On Wed, 6 Oct 2004 04:37:17 +0200, Florian Schmidt <mista.tapas(a)gmx.net> wrote:
On Tue, 05 Oct 2004 19:01:30 -0400
Lee Revell <rlrevell(a)joe-job.com> wrote:
The
only 3 xruns happened right when I started the kernel compile.
This is 2.6.9-rc2-mm4-VP-S7
There is absolutely _no way_ that these are kernel-induced. The period
time is 5ms!!! This kernel should _never_ produce an delay of more than
200 usecs. This _has_ to be flaky hardware, or a bug in jackd or in
your clients. What happens if you run jackd with no clients?
Hi,
the kernel does weird things nowadays. I do not get any satisfactory results
with either S8 or S9. I get xruns all over the place [under loads much
lighter than a kernel compilation] although the VP and related settings are
as always. T1 is working smoothly again. I have no idea what caused this
behaviour in S8 and S9. But it feels like a scheduler problem. X11 is much
more jumpy under these kernels and load, too than under S7 and T1
So, i would still expect some weirdnesses in VP enabled kernels, since they
are based on the mm tree [which might hold many surprises in itself].
But anyways, back to Mark.
I talked to Mark on irc and he seems to have had SMP enabled on a UP system
[p4 mobile w/o HT according to mark]. OTOH this worked fine on fedora,
right? Also this is a notebook, maybe power saving features play a role.
One more thing to note. His gentoo system uses a linuxthreads glibc. The
same hardware and kernels are working very nicely on his fedora core system
with CCRMA and VP kernels.
I suspect some weird interplay of a linuxthreads self built glibc and a
2.6.x kernel, especially wrt to SCHED_FIFO scheduling.
One more thing:
The setups between fedora core and gentoo might differ in what default
services run. Do you [Mark] have any powermanagement daemons loaded? cpu
frequency scaling, etc? I know only little about these issues, since i
basically do not use power management.
The two things i would recommend to try would be:
1] Build a very very barebone kernel for, let's say, 386 architecture. no
acpi no apm, no usb [if possible], no smp, local APIC if he likes. Only
those devices really needed, no dri, etc [but of course with the usual set
of VP features enabled].
2] try a gentoo system with a nptl enabled glibc. Either build one, or maybe
get some live cd based on gentoo which fulfills the requirements. See if the
problems persist. Or try some third distribution with nptl libc and slap a
VP kernel on it. If it works fine, your gentoo system is b0rk3n in some way.
flo
p.s. which jack version btw?
Hi all,
OK, Last evening and this morning I have made good headway. It
appears that the main culprit was ACPI support, or some part of it.

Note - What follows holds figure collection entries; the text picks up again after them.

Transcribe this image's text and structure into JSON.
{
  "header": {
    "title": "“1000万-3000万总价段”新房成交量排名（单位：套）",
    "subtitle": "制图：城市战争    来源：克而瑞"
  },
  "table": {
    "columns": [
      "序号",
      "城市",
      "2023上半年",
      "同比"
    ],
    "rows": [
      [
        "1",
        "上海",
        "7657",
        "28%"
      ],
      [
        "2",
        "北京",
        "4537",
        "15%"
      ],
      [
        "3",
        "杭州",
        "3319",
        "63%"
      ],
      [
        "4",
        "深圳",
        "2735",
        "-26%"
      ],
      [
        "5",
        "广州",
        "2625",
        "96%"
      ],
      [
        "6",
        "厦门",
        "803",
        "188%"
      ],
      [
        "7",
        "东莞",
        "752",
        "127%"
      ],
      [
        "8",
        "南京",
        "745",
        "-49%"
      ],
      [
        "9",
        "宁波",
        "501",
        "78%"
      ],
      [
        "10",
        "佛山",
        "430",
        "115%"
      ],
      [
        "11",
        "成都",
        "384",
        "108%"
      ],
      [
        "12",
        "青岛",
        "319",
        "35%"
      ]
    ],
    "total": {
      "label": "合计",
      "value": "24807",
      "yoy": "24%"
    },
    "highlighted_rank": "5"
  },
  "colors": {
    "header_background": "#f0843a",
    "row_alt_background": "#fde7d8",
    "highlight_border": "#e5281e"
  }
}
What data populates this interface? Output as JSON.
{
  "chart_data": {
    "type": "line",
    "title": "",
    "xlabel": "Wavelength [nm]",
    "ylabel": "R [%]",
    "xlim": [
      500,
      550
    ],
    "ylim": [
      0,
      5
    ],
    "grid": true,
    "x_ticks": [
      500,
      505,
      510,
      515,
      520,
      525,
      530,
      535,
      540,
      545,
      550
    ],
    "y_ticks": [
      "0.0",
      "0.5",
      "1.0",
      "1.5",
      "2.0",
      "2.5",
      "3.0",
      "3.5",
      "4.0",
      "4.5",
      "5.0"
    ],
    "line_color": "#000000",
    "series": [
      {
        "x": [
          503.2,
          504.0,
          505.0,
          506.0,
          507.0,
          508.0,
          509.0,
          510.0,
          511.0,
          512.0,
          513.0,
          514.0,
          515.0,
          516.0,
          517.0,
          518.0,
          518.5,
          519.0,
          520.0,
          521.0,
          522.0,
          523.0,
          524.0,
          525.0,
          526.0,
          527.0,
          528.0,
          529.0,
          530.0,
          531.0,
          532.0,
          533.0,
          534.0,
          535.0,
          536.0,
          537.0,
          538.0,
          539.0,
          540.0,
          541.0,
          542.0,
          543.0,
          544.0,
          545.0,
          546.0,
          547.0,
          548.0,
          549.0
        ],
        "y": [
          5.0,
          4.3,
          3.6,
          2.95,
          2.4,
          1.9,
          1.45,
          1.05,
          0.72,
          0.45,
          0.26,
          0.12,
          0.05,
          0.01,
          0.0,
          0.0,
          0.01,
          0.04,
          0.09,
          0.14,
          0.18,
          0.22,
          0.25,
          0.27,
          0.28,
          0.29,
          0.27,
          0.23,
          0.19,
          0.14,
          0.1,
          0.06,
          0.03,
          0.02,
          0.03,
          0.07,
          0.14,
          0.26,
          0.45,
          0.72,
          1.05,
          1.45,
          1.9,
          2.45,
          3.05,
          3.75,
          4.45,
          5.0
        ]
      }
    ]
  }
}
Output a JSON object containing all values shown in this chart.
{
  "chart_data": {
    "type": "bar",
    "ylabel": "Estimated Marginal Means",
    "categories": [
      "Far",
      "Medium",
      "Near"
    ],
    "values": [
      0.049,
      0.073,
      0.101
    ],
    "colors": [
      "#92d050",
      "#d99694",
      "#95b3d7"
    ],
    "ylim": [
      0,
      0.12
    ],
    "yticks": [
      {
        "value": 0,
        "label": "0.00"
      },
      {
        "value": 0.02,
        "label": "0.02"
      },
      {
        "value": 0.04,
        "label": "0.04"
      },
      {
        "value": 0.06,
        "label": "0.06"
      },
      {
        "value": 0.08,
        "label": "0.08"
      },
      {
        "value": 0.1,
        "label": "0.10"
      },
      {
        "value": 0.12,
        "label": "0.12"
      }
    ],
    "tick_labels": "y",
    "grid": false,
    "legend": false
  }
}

With most of the ACPI stuff now disabled in the kernel build I am able
to run jack with no clients attached, as a root or user with the lsm
module modprobed, at p=8, n=2 for over 1 hour with no xruns. If my
calculations are correct this would be a latency of less than 0.5mS!
My current kernel is 2.6.9-rc2-mm4-VP-S7-lsm-UMP-noACPI:
- 2.6.8 from
kernel.org
- 2.6.9-rc2 patch
- 2.6.9-rc2-mm4 patch
- voluntary_premption-S7 patch
- realtime-lsm patch
I've built it with most everything I can find that I do not
absolutely need turned off. I'm non-SMP, ACPI mostly gone, and who
knows what else along the way. I'll send the .config file to whoever
might need it. I am then running the sound card and CDROM interrupts
non-threaded and everything else is threaded.
In terms of better testing I now need to concentrate on finding an
application that run without creating xruns within the application
itself. At higher latency values (p=256 for instance) alsaplayer -r -o
jack runs pretty well, but as I move to lower latencies I find that
alsaplayer deterministically creates xruns at the transistion between
every song on a CD. I also tried alsaplayer playing wave files from
disk, but I see xruns as it goes from one file to the next also.
I want to try using chrt to see if alsaplayer is really getting
real-time access, etc. Maybe there are things still not right with the
way I'm running it on my box.
Is there any other simple app that could play a wave file from, for
instance, memory without this sort of problem?
I'll certainly be trying out Ardour as a bigger test once I'm more
confident of the disk access issues in real-time. I think that 1394
support may not be in good shape in this kernel yet.
So, the good news is my Gentoo system is not broken, and that I've
hopefully learned a bit and contributed just a little bit more along
the way. That said I still have a long ways to go.